Robert Axelrod, professor of political science and public policy at U-M's Ford School, and Rumen Iliev, postdoctoral research fellow at the school, created the model to help develop a basis for understanding the strategic implications of cyber technology.
Focusing on the timing of cyber conflict, their model analyzes when an attacker is most motivated to exploit vulnerabilities in a target's computer system for espionage or disruption.
"One of our major contributions is to develop some concepts to deal with this new realm of cyber conflict," Axelrod said. "It took 15 years in the nuclear world for people to understand the implications of nuclear technology. It is our hope that it won't take that long to understand the strategic capabilities of cyber technology."

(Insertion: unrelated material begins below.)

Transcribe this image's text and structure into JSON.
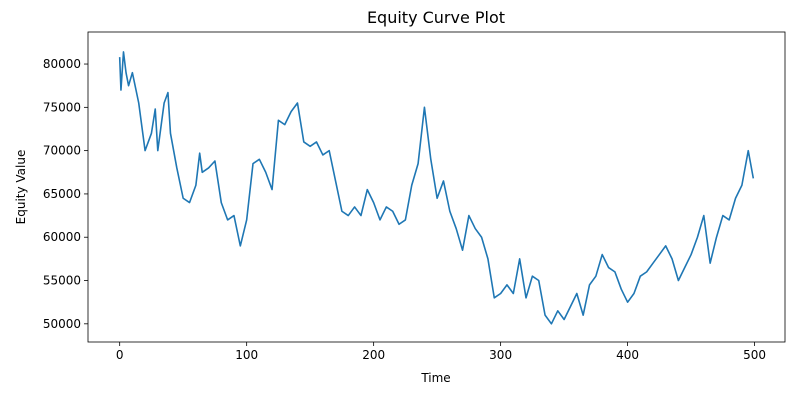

They developed two concepts. One is stealth, which is the ability of a resource to exploit a vulnerability in a target's computer system to stay undiscovered if it is used. The other is persistence, which is to keep the vulnerability undiscovered if it isn't used.
"A good resource should have both stealth and persistence," Iliev said. "The less persistent a resource is, the sooner (it should be used) lest the vulnerability is fixed before (there's) a chance to exploit it."
They illustrate their model using four case studies, including the Stuxnet attack on Iran's nuclear program and the Iranian cyber attack on the energy firm Saudi Aramco.
"We also hope this will encourage other efforts to study these things in a rigorous way," Axelrod said. "There's a lot of discussion about cyber problems, but it's so new that the language isn't established. People use the word attack to mean anything from stealing a credit card number to sabotage of an industrial system."
Their research appears in the Proceedings of the National Academy of Sciences.